ECLI:NL:RBMNE:2024:5977

Rechtbank Midden-Nederland

Datum uitspraak
24 september 2024
Publicatiedatum
24 oktober 2024
Zaaknummer
16-181074-23
Instantie
Rechtbank Midden-Nederland
Type
Uitspraak
Rechtsgebied
Strafrecht
Procedures
  • Eerste aanleg - meervoudig
Rechters
Vindplaatsen
  • Rechtspraak.nl
AI samenvatting door LexboostAutomatisch gegenereerd

Niet-ontvankelijk verklaring van het Openbaar Ministerie in de vordering tenuitvoerlegging GVM

Op 24 september 2024 heeft de meervoudige kamer van de Rechtbank Midden-Nederland uitspraak gedaan in de zaak tegen de veroordeelde, die eerder op 6 mei 2024 was veroordeeld tot een gevangenisstraf van drie maanden en een maatregel tot gedragsbeïnvloeding of vrijheidsbeperking. Het Openbaar Ministerie (OM) had op 2 september 2024 een vordering tot tenuitvoerlegging van deze maatregel ingediend. Tijdens de zitting op 24 september 2024 zijn zowel de veroordeelde als zijn advocaat, mr. M. Aygün, en de officier van justitie, mr. M.S. Martherus-Meijers, gehoord.

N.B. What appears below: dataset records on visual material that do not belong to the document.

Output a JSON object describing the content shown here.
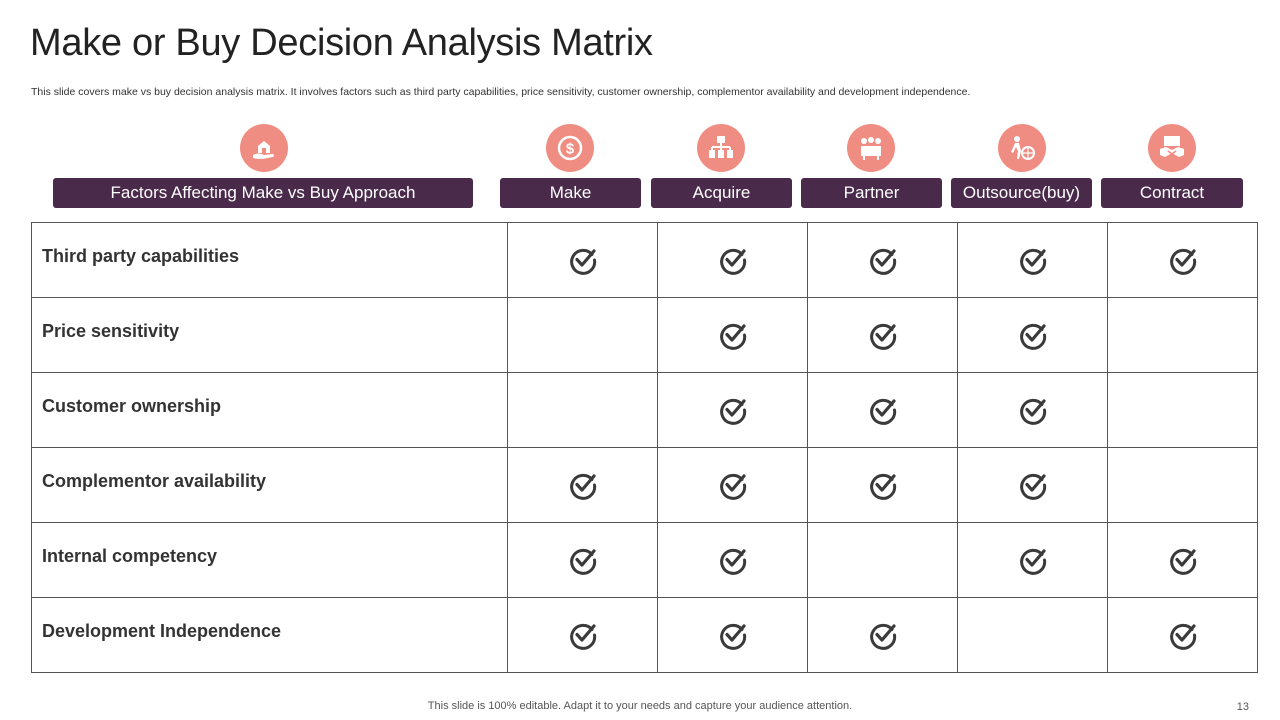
{
  "title": "Make or Buy Decision Analysis Matrix",
  "subtitle": "This slide covers make vs buy decision analysis matrix. It involves factors such as third party capabilities, price sensitivity, customer ownership, complementor availability and development independence.",
  "headers": {
    "factor": "Factors Affecting Make vs Buy Approach",
    "columns": [
      "Make",
      "Acquire",
      "Partner",
      "Outsource(buy)",
      "Contract"
    ]
  },
  "icons": [
    "hand-house-icon",
    "dollar-coin-icon",
    "hierarchy-icon",
    "meeting-icon",
    "worker-globe-icon",
    "handshake-icon"
  ],
  "rows": [
    {
      "label": "Third party capabilities",
      "checks": [
        true,
        true,
        true,
        true,
        true
      ]
    },
    {
      "label": "Price sensitivity",
      "checks": [
        false,
        true,
        true,
        true,
        false
      ]
    },
    {
      "label": "Customer ownership",
      "checks": [
        false,
        true,
        true,
        true,
        false
      ]
    },
    {
      "label": "Complementor availability",
      "checks": [
        true,
        true,
        true,
        true,
        false
      ]
    },
    {
      "label": "Internal competency",
      "checks": [
        true,
        true,
        false,
        true,
        true
      ]
    },
    {
      "label": "Development Independence",
      "checks": [
        true,
        true,
        true,
        false,
        true
      ]
    }
  ],
  "colors": {
    "accent": "#f08d83",
    "header_bg": "#4a2a4a",
    "check": "#3a3a3a"
  },
  "footer": "This slide is 100% editable. Adapt it to your needs and capture your audience attention.",
  "page_number": "13"
}
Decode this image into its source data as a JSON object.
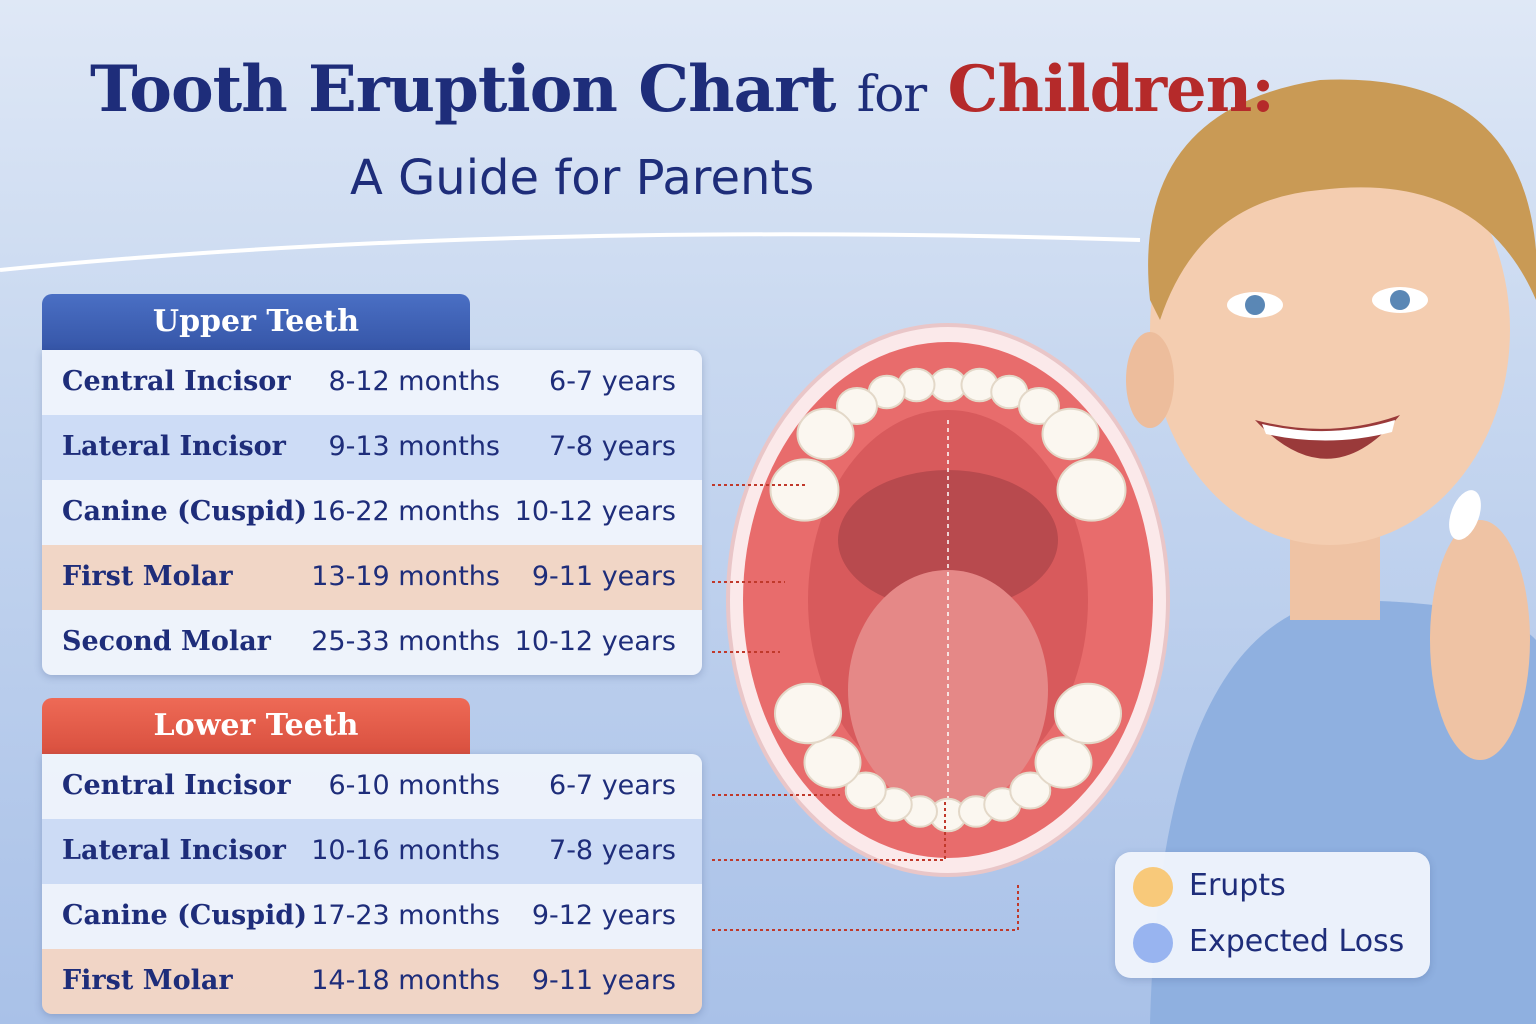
{
  "title": {
    "main": "Tooth Eruption Chart",
    "connector": "for",
    "highlight": "Children:",
    "subtitle": "A Guide for Parents"
  },
  "upper_teeth": {
    "heading": "Upper Teeth",
    "rows": [
      [
        "Central Incisor",
        "8-12 months",
        "6-7 years"
      ],
      [
        "Lateral Incisor",
        "9-13 months",
        "7-8 years"
      ],
      [
        "Canine (Cuspid)",
        "16-22 months",
        "10-12 years"
      ],
      [
        "First Molar",
        "13-19 months",
        "9-11 years"
      ],
      [
        "Second Molar",
        "25-33 months",
        "10-12 years"
      ]
    ]
  },
  "lower_teeth": {
    "heading": "Lower Teeth",
    "rows": [
      [
        "Central Incisor",
        "6-10 months",
        "6-7 years"
      ],
      [
        "Lateral Incisor",
        "10-16 months",
        "7-8 years"
      ],
      [
        "Canine (Cuspid)",
        "17-23 months",
        "9-12 years"
      ],
      [
        "First Molar",
        "14-18 months",
        "9-11 years"
      ]
    ]
  },
  "legend": [
    "Erupts",
    "Expected Loss"
  ]
}
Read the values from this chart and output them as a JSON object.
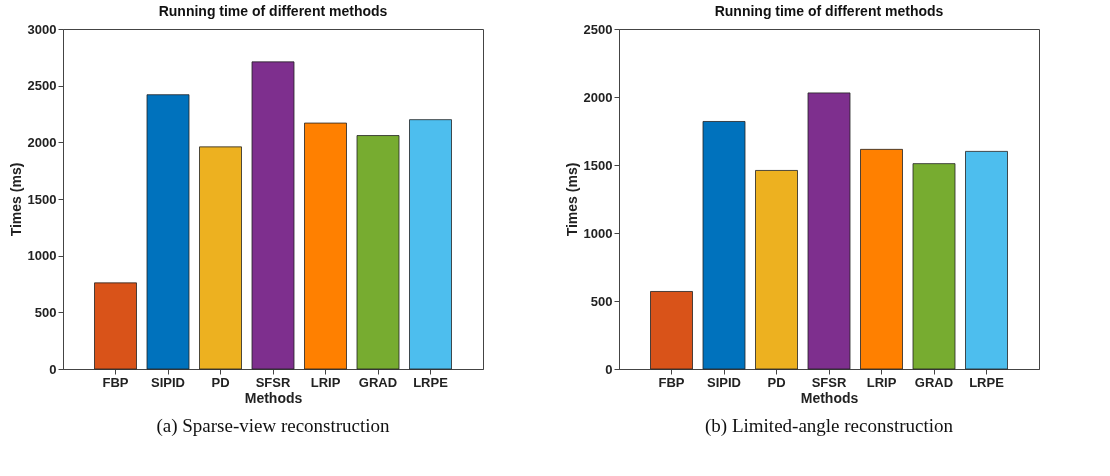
{
  "chart_data": [
    {
      "type": "bar",
      "title": "Running time of different methods",
      "xlabel": "Methods",
      "ylabel": "Times (ms)",
      "categories": [
        "FBP",
        "SIPID",
        "PD",
        "SFSR",
        "LRIP",
        "GRAD",
        "LRPE"
      ],
      "values": [
        760,
        2420,
        1960,
        2710,
        2170,
        2060,
        2200
      ],
      "colors": [
        "#d95319",
        "#0072bd",
        "#edb120",
        "#7e2f8e",
        "#ff8000",
        "#77ac30",
        "#4dbeee"
      ],
      "ylim": [
        0,
        3000
      ],
      "yticks": [
        0,
        500,
        1000,
        1500,
        2000,
        2500,
        3000
      ],
      "annotations": [
        "(a) Sparse-view reconstruction"
      ]
    },
    {
      "type": "bar",
      "title": "Running time of different methods",
      "xlabel": "Methods",
      "ylabel": "Times (ms)",
      "categories": [
        "FBP",
        "SIPID",
        "PD",
        "SFSR",
        "LRIP",
        "GRAD",
        "LRPE"
      ],
      "values": [
        570,
        1820,
        1460,
        2030,
        1615,
        1510,
        1600
      ],
      "colors": [
        "#d95319",
        "#0072bd",
        "#edb120",
        "#7e2f8e",
        "#ff8000",
        "#77ac30",
        "#4dbeee"
      ],
      "ylim": [
        0,
        2500
      ],
      "yticks": [
        0,
        500,
        1000,
        1500,
        2000,
        2500
      ],
      "annotations": [
        "(b) Limited-angle reconstruction"
      ]
    }
  ]
}
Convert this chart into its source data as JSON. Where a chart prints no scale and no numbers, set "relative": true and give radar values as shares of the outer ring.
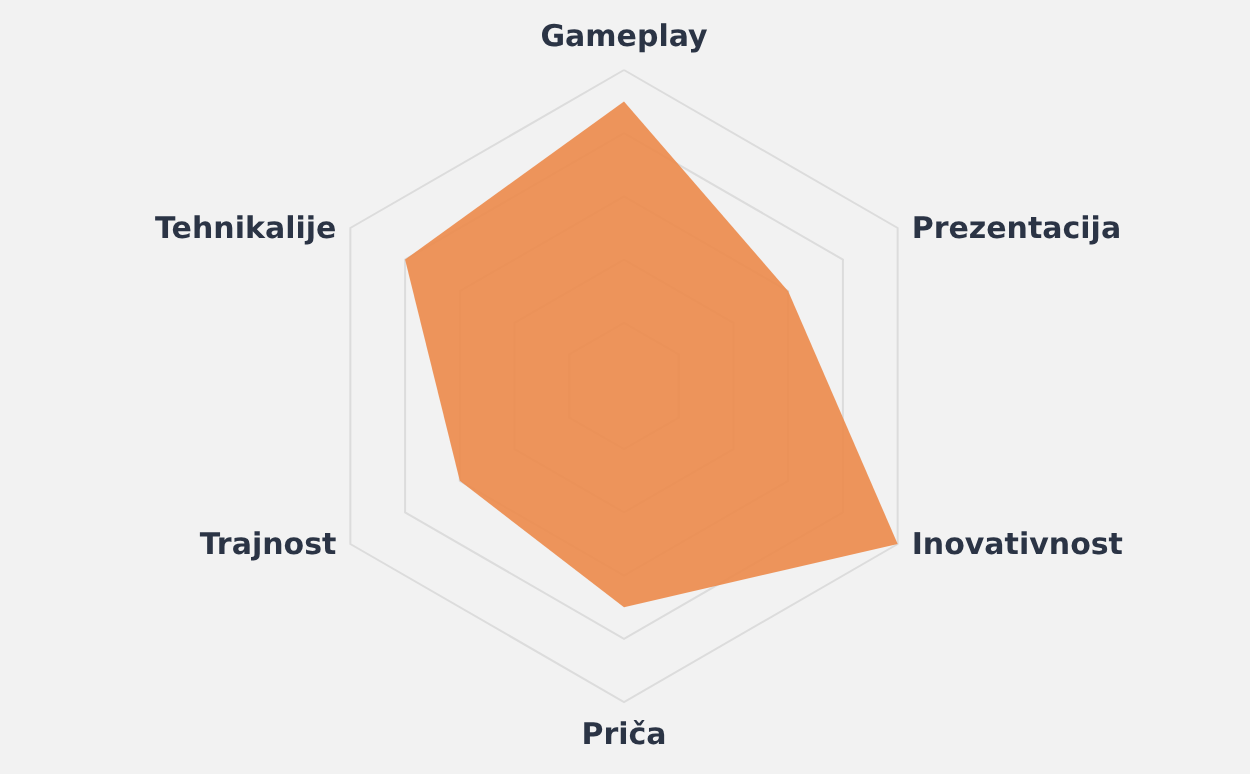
{
  "chart_data": {
    "type": "radar",
    "relative": true,
    "grid": true,
    "categories": [
      "Gameplay",
      "Prezentacija",
      "Inovativnost",
      "Priča",
      "Trajnost",
      "Tehnikalije"
    ],
    "series": [
      {
        "color": "#ec8a4a",
        "values": [
          0.9,
          0.6,
          1.0,
          0.7,
          0.6,
          0.8
        ]
      }
    ]
  }
}
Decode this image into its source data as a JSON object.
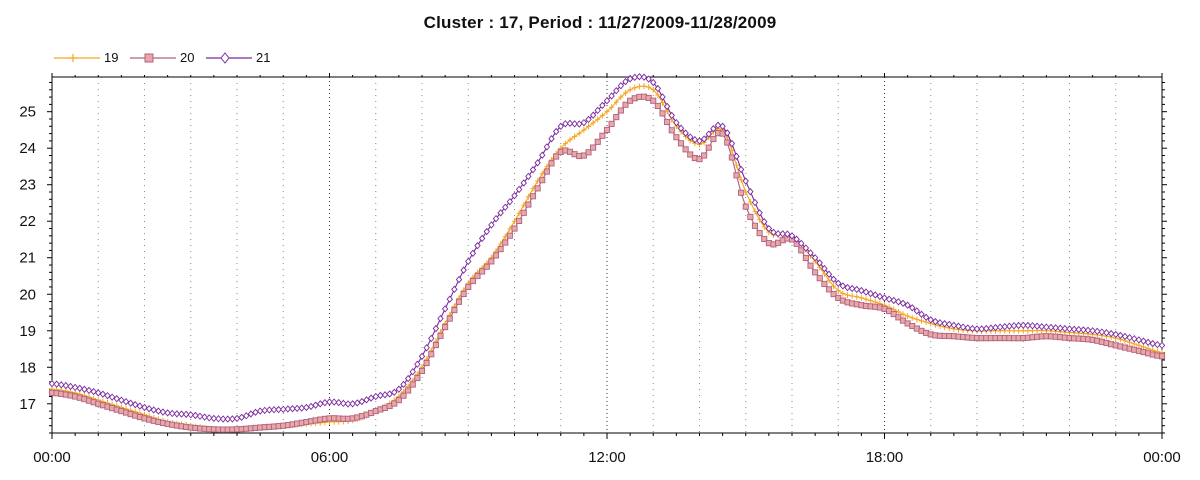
{
  "chart_data": {
    "type": "line",
    "title": "Cluster : 17, Period : 11/27/2009-11/28/2009",
    "xlabel": "",
    "ylabel": "",
    "x_ticks": [
      "00:00",
      "06:00",
      "12:00",
      "18:00",
      "00:00"
    ],
    "y_ticks": [
      "17",
      "18",
      "19",
      "20",
      "21",
      "22",
      "23",
      "24",
      "25"
    ],
    "ylim": [
      16.2,
      25.95
    ],
    "xlim_hours": [
      0,
      24
    ],
    "grid": true,
    "legend": "top-left",
    "x_hours": [
      0,
      0.5,
      1,
      1.5,
      2,
      2.5,
      3,
      3.5,
      4,
      4.5,
      5,
      5.5,
      6,
      6.5,
      7,
      7.5,
      8,
      8.5,
      9,
      9.5,
      10,
      10.5,
      11,
      11.5,
      12,
      12.5,
      13,
      13.5,
      14,
      14.5,
      15,
      15.5,
      16,
      16.5,
      17,
      17.5,
      18,
      18.5,
      19,
      19.5,
      20,
      20.5,
      21,
      21.5,
      22,
      22.5,
      23,
      23.5,
      24
    ],
    "series": [
      {
        "name": "19",
        "color": "#f5a623",
        "marker": "plus",
        "values": [
          17.4,
          17.3,
          17.1,
          16.9,
          16.7,
          16.5,
          16.4,
          16.3,
          16.3,
          16.35,
          16.4,
          16.45,
          16.5,
          16.55,
          16.8,
          17.2,
          18.0,
          19.2,
          20.3,
          21.0,
          22.0,
          23.1,
          24.0,
          24.5,
          25.0,
          25.6,
          25.6,
          24.6,
          24.1,
          24.5,
          22.8,
          21.7,
          21.6,
          20.9,
          20.1,
          19.9,
          19.7,
          19.4,
          19.2,
          19.05,
          19.0,
          19.0,
          19.0,
          19.0,
          18.95,
          18.9,
          18.8,
          18.6,
          18.4
        ]
      },
      {
        "name": "20",
        "color": "#b06080",
        "fill": "#e8a8a8",
        "marker": "square",
        "values": [
          17.3,
          17.2,
          17.0,
          16.8,
          16.6,
          16.45,
          16.35,
          16.3,
          16.3,
          16.35,
          16.4,
          16.5,
          16.6,
          16.6,
          16.8,
          17.1,
          17.9,
          19.1,
          20.2,
          20.9,
          21.8,
          22.9,
          23.9,
          23.8,
          24.5,
          25.3,
          25.3,
          24.3,
          23.7,
          24.4,
          22.4,
          21.4,
          21.5,
          20.6,
          19.9,
          19.7,
          19.6,
          19.2,
          18.9,
          18.85,
          18.8,
          18.8,
          18.8,
          18.85,
          18.8,
          18.75,
          18.6,
          18.45,
          18.3
        ]
      },
      {
        "name": "21",
        "color": "#7a2a9e",
        "marker": "diamond",
        "values": [
          17.55,
          17.45,
          17.3,
          17.1,
          16.9,
          16.75,
          16.7,
          16.6,
          16.6,
          16.8,
          16.85,
          16.9,
          17.05,
          17.0,
          17.2,
          17.4,
          18.3,
          19.6,
          20.9,
          21.9,
          22.7,
          23.6,
          24.6,
          24.7,
          25.3,
          25.9,
          25.8,
          24.7,
          24.2,
          24.6,
          23.1,
          21.8,
          21.6,
          21.0,
          20.3,
          20.1,
          19.9,
          19.7,
          19.3,
          19.15,
          19.05,
          19.1,
          19.15,
          19.1,
          19.05,
          19.0,
          18.9,
          18.75,
          18.6
        ]
      }
    ]
  }
}
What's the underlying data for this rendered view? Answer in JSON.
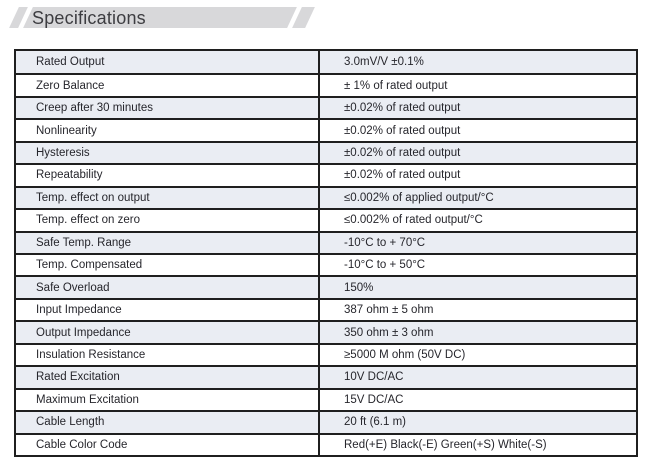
{
  "header": {
    "title": "Specifications"
  },
  "colors": {
    "band_gray": "#d8d8da",
    "row_shade": "#eaedf3",
    "table_border": "#1f1f1f",
    "text": "#26262c"
  },
  "table": {
    "rows": [
      {
        "label": "Rated Output",
        "value": "3.0mV/V ±0.1%"
      },
      {
        "label": "Zero Balance",
        "value": "± 1% of rated output"
      },
      {
        "label": "Creep after 30 minutes",
        "value": "±0.02% of rated output"
      },
      {
        "label": "Nonlinearity",
        "value": "±0.02% of rated output"
      },
      {
        "label": "Hysteresis",
        "value": "±0.02% of rated output"
      },
      {
        "label": "Repeatability",
        "value": "±0.02% of rated output"
      },
      {
        "label": "Temp. effect on output",
        "value": "≤0.002% of applied output/°C"
      },
      {
        "label": "Temp. effect on zero",
        "value": "≤0.002% of rated output/°C"
      },
      {
        "label": "Safe Temp. Range",
        "value": "-10°C to + 70°C"
      },
      {
        "label": "Temp. Compensated",
        "value": "-10°C to + 50°C"
      },
      {
        "label": "Safe Overload",
        "value": "150%"
      },
      {
        "label": "Input Impedance",
        "value": "387 ohm ± 5 ohm"
      },
      {
        "label": "Output Impedance",
        "value": "350 ohm ± 3 ohm"
      },
      {
        "label": "Insulation Resistance",
        "value": "≥5000 M ohm  (50V DC)"
      },
      {
        "label": "Rated Excitation",
        "value": "10V DC/AC"
      },
      {
        "label": "Maximum Excitation",
        "value": "15V DC/AC"
      },
      {
        "label": "Cable Length",
        "value": "20 ft (6.1 m)"
      },
      {
        "label": "Cable Color Code",
        "value": "Red(+E) Black(-E) Green(+S) White(-S)"
      }
    ]
  }
}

De vordering van het OM was gericht op het gelasten van de tenuitvoerlegging van de maatregel voor de duur van twee jaren, met daarbij bijzondere voorwaarden zoals een meldplicht bij de reclassering, ambulante behandeling, begeleid wonen of maatschappelijke opvang, en een drugsverbod. De rechtbank heeft echter de ontvankelijkheid van het OM in deze vordering beoordeeld, met inachtneming van artikel 6:6:23a, vierde lid, van het Wetboek van Strafvordering.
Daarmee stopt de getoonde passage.